Let $\sigma=\sigma_1$ denote the classical sum-of-divisors function. Call the function $D(x)=2x-\sigma(x)$ as the deficiency of $x$.
Here is my question:
If $D(m)$ is the deficiency of the deficient number $m$, then what is $$\lim_{m \rightarrow \infty}{\frac{D(m)}{m}}?$$
On
The limit does not exist. I can take arbitrarily large primes, which have $D(p) = 2p - (1+p) = p-1$, and thus have $\frac{D(p)}{p} = 1+\frac{1}{p-1} \to 1$. I could also consider $q=2p$, which have $D(2p) = 4p - (1+2+p+2p) = p - 3, \implies \frac{D(q)}{q} = \frac{p-3}{2p} \to \frac{1}{2}$. Since this function attains values arbitrarily closed to $\frac{1}{2}$, and numbers arbitrarily close to 1, infinitely often, it does not converge.
On
Preamble: This is for the OP's own benefit. I leave it here for the sake of posting a copy of my own thoughts on the problem.
Note that $$\frac{D(m)}{m} = \frac{2m-\sigma(m)}{m} = 2-\frac{\sigma(m)}{m} = 2-I(m)$$ where $$I(m)=\frac{\sigma(m)}{m}$$ is the abundancy index of $m$.

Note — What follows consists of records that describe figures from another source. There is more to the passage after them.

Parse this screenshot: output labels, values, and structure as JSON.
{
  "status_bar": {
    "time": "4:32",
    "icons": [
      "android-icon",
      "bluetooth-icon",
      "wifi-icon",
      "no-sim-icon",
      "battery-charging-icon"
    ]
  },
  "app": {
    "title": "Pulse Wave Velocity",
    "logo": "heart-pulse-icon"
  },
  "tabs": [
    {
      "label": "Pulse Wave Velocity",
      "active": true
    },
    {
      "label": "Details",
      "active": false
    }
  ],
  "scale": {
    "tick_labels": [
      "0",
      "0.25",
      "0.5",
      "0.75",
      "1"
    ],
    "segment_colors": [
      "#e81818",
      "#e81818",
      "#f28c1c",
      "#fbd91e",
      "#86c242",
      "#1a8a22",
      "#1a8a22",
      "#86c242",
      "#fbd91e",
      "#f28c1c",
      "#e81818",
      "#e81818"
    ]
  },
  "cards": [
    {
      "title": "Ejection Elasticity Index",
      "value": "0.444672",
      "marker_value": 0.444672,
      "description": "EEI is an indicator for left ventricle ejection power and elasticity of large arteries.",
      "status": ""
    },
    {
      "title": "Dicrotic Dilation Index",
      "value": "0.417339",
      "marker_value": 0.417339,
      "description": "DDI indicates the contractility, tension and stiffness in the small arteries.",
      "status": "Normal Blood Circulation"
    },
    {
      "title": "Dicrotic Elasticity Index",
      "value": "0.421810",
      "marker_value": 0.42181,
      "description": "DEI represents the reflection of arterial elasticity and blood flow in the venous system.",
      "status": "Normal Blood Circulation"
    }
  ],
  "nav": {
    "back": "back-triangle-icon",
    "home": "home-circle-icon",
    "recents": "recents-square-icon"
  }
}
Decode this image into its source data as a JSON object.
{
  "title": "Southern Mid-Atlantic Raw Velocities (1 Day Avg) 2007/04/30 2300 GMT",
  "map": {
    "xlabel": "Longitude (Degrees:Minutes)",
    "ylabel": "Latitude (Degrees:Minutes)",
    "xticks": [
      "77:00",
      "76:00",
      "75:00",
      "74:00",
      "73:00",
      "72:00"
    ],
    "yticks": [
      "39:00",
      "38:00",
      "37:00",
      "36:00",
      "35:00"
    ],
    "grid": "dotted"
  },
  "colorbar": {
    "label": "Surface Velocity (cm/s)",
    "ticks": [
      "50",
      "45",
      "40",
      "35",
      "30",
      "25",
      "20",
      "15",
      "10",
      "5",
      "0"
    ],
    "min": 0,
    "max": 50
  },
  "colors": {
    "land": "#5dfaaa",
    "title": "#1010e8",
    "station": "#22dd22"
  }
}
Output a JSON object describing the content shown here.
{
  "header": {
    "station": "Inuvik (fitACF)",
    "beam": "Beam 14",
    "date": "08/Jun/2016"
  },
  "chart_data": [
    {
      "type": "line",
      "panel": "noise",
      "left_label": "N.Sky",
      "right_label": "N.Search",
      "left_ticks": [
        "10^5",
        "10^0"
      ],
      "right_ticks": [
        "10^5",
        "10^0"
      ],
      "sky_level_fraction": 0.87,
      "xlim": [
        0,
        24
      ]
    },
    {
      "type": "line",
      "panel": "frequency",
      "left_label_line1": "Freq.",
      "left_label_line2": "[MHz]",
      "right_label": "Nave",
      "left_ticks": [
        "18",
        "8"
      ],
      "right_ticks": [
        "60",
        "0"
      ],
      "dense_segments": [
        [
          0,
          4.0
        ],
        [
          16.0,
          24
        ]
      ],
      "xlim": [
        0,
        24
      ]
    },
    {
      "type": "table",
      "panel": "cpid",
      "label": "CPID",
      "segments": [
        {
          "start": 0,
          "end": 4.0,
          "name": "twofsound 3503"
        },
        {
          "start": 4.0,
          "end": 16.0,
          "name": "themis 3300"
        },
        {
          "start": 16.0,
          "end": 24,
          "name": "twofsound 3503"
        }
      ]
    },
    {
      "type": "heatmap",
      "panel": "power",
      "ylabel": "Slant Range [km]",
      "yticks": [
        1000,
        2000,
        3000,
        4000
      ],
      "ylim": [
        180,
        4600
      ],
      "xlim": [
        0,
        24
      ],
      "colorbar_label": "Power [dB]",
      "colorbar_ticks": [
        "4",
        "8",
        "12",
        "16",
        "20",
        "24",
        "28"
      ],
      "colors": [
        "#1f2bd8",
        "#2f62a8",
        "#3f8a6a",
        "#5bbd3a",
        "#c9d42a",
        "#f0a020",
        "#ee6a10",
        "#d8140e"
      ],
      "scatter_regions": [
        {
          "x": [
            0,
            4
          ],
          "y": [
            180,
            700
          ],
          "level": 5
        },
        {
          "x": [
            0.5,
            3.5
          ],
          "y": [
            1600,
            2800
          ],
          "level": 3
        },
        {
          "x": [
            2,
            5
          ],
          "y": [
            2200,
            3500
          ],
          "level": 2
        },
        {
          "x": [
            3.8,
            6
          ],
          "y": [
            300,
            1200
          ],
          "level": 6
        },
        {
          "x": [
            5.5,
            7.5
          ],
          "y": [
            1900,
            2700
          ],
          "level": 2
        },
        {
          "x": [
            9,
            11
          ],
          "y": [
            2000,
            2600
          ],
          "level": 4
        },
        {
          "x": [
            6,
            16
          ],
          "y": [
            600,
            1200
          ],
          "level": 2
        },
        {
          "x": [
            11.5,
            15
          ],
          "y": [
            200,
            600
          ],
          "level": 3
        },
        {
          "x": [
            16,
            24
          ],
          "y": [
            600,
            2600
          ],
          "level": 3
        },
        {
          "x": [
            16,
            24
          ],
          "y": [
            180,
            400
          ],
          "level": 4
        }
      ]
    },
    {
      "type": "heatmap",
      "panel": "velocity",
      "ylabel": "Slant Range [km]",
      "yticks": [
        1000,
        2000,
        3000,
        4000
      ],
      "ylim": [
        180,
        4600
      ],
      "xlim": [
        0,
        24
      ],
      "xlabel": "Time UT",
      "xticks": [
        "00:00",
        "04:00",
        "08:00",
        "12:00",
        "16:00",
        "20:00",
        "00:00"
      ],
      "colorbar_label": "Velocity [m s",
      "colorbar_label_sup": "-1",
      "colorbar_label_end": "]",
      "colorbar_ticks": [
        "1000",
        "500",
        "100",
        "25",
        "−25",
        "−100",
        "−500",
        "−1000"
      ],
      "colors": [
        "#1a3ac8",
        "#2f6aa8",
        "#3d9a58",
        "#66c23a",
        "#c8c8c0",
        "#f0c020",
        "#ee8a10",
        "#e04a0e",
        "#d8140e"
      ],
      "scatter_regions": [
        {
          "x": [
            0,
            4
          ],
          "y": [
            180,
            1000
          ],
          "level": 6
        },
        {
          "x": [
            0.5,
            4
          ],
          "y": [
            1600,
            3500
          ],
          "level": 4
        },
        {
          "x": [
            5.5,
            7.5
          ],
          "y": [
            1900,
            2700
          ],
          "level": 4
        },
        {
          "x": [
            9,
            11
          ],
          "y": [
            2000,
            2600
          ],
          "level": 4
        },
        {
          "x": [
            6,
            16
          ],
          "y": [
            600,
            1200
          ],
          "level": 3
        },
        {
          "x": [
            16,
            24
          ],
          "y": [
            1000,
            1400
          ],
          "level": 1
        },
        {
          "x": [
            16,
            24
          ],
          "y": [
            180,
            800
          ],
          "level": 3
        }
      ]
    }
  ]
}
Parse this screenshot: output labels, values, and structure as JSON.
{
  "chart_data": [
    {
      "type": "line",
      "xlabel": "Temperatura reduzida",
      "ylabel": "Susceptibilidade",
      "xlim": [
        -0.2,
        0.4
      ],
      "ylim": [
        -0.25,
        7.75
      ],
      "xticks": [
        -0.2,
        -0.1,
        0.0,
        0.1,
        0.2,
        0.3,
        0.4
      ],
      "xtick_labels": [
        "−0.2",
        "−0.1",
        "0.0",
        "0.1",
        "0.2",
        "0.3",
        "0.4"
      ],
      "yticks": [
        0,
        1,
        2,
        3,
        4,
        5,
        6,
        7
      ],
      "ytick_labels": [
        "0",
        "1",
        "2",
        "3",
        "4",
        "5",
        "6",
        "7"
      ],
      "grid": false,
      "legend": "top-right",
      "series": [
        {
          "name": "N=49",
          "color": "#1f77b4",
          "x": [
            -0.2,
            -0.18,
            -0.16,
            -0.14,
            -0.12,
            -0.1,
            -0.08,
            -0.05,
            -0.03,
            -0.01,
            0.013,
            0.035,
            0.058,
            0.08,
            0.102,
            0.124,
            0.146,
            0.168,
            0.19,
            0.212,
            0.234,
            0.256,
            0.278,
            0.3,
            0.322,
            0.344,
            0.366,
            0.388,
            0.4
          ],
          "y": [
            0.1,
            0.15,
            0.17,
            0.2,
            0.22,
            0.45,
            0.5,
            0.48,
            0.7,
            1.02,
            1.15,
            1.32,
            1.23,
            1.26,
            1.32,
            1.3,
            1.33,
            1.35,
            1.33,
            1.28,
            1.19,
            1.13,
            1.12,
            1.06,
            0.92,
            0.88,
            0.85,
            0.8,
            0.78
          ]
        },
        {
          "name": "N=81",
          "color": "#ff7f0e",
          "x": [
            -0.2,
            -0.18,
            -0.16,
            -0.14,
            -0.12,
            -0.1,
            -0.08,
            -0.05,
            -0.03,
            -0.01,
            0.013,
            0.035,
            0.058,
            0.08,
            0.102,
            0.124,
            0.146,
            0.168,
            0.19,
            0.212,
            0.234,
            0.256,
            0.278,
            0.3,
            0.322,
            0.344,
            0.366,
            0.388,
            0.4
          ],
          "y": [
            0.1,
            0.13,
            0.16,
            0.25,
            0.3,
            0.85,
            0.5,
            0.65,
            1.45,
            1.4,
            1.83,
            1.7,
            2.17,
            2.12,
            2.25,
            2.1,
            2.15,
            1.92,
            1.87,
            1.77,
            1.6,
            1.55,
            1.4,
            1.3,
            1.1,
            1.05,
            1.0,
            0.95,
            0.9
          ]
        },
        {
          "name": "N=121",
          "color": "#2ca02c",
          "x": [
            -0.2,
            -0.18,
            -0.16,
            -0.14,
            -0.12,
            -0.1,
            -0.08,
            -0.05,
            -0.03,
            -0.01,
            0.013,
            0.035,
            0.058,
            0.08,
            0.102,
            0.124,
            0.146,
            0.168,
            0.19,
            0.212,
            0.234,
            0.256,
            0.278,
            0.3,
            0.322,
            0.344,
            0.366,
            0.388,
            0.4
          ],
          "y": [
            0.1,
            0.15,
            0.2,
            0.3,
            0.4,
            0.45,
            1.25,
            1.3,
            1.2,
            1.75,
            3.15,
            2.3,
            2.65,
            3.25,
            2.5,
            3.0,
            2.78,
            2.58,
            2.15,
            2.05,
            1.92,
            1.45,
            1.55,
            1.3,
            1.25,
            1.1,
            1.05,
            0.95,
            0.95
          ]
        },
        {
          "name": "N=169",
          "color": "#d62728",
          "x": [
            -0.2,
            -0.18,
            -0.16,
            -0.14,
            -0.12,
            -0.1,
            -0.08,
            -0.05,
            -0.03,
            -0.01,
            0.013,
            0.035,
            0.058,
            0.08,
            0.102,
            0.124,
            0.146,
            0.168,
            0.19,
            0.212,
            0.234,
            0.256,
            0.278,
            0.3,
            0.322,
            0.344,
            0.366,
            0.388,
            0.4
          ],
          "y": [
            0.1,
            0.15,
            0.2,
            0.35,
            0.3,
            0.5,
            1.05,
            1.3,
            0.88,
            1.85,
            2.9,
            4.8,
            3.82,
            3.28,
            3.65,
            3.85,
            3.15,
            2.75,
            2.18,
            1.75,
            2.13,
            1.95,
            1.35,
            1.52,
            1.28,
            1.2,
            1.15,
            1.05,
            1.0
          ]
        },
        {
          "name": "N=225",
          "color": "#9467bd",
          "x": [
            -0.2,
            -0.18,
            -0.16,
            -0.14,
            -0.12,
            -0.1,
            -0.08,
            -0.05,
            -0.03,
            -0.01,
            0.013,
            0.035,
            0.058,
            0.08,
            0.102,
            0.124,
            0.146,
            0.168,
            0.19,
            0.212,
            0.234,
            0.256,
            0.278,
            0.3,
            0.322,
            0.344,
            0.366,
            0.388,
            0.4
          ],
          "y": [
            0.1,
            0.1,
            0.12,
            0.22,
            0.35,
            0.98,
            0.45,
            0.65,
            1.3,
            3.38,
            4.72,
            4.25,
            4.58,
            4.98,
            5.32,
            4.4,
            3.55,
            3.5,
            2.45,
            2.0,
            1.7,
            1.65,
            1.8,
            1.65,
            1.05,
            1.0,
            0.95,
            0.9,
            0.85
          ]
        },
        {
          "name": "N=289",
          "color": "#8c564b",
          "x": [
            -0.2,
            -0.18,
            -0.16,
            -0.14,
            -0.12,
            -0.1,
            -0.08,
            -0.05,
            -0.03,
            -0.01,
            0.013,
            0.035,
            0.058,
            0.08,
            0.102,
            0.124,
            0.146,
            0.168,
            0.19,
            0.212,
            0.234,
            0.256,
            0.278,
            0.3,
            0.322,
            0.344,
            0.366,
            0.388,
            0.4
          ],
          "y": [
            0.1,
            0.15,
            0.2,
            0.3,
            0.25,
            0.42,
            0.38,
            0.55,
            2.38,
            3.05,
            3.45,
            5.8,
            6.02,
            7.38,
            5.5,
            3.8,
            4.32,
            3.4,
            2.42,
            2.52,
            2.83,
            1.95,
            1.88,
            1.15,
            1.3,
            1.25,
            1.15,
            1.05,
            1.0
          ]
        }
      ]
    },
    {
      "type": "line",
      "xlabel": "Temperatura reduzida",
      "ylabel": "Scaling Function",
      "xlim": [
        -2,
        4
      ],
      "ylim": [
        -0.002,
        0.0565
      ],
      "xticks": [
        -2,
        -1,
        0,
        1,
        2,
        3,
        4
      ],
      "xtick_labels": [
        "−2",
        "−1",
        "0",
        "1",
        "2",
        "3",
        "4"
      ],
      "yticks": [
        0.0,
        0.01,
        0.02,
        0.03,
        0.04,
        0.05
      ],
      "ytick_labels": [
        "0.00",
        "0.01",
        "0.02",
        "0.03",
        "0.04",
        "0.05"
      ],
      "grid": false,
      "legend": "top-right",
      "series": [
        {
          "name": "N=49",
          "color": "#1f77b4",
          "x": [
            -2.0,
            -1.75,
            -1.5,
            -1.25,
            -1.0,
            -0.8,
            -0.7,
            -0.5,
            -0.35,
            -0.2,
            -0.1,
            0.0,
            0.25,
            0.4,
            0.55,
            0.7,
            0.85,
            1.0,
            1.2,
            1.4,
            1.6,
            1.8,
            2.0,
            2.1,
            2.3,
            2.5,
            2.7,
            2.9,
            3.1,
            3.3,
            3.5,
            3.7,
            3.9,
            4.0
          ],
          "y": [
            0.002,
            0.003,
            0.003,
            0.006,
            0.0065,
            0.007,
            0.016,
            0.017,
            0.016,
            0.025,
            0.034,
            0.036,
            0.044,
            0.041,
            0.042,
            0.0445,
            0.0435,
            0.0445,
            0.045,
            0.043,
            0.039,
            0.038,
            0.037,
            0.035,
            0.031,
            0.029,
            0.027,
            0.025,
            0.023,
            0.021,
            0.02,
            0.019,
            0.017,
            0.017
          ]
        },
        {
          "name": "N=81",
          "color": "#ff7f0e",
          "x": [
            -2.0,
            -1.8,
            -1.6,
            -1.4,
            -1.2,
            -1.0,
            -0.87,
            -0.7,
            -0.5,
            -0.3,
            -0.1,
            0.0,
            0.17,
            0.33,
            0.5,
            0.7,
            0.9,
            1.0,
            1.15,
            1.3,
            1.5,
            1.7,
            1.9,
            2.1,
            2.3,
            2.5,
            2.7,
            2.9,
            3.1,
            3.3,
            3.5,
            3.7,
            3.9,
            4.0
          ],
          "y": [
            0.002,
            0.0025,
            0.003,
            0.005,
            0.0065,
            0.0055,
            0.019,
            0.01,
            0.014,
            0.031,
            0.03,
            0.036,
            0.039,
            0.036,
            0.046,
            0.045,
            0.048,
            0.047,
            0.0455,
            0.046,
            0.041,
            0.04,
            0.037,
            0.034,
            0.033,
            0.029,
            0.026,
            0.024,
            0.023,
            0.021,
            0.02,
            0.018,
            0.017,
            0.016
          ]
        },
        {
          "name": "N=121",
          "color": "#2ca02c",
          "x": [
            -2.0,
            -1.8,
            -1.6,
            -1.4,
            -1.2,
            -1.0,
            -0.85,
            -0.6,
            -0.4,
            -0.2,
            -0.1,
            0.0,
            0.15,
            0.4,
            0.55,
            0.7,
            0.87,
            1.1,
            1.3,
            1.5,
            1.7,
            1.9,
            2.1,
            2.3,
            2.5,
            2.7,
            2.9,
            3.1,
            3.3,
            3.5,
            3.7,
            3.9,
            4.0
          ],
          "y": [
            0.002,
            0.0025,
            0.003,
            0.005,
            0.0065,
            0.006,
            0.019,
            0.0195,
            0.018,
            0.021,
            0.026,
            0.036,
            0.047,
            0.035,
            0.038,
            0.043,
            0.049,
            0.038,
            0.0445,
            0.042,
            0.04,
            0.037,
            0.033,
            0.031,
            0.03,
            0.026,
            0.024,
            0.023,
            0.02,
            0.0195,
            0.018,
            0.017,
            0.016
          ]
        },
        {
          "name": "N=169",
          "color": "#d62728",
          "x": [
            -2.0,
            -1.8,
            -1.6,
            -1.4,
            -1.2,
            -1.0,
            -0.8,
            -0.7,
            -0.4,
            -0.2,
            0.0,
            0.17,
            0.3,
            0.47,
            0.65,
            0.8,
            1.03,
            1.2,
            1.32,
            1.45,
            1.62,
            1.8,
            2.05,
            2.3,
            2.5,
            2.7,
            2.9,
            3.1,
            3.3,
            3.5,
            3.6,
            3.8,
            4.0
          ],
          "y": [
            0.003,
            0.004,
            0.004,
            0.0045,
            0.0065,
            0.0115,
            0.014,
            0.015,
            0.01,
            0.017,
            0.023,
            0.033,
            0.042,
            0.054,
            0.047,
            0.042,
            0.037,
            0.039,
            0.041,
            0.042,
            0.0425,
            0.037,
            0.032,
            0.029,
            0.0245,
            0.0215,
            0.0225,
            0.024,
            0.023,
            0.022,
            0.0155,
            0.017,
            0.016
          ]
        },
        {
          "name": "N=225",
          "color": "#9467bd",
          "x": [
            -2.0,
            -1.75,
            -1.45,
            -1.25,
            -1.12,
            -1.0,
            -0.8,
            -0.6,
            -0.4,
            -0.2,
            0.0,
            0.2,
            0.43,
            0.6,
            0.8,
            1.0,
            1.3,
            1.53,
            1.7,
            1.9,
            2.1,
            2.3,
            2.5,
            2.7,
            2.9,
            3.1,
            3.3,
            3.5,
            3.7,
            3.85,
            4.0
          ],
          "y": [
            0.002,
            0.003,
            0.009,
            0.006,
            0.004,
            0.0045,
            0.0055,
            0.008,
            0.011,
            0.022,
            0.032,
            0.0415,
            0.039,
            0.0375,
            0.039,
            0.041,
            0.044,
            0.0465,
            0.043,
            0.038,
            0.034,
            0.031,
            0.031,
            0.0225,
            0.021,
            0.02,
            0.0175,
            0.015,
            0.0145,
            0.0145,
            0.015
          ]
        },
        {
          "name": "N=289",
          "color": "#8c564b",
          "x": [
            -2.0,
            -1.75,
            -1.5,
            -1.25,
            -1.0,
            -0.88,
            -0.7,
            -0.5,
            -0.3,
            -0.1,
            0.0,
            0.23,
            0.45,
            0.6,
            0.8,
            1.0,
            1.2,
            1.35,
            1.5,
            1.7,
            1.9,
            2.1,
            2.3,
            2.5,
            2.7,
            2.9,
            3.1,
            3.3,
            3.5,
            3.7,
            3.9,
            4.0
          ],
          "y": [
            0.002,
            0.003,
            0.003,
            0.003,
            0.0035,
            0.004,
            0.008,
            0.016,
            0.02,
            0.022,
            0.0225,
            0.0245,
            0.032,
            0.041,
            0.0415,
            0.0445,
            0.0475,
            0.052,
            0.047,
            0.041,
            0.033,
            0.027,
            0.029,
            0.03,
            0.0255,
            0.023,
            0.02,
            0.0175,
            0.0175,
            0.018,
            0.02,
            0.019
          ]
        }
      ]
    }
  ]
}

Furthermore, we have $$\prod_{i=1}^{\omega(m)}{\left(\frac{p_i + 1}{p_i}\right)} \leq I(m) < \prod_{i=1}^{\omega(m)}{\left(\frac{p_i}{p_i - 1}\right)}$$ given that $m$ has $\omega(m)$ prime factors $p_1 < p_2 < \ldots < p_{\omega(m)}$.
Thus, if $$\frac{D(m)}{m}$$ were to have a "limit", then it would be $2$ minus the "limit" of $I(m)$.
But the "limit" of $I(m)$ is obtained by letting at least one prime $p_i \rightarrow \infty$, which then gives $$1 = \lim_{p_i \rightarrow \infty}{\prod_{i=1}^{\omega(m)}{\left(\frac{p_i + 1}{p_i}\right)}} \leq \lim_{m \rightarrow \infty}{I(m)} \leq \lim_{p_i \rightarrow \infty}{\prod_{i=1}^{\omega(m)}{\left(\frac{p_i}{p_i - 1}\right)}} = 1,$$ so that $$\lim_{m \rightarrow \infty}{\frac{D(m)}{m}} = \lim_{m \rightarrow \infty}{\left(2-I(m)\right)} = 2 - 1 = 1.$$
Update: August 27 2016
It turns out that there are convergence issues (i.e. with subsequences) that must be considered. Hence, this "proof" is not valid.
Hint: Both primes and powers of two are deficient, and the limit of these subseqeunces are $1$ and $0$, respectively.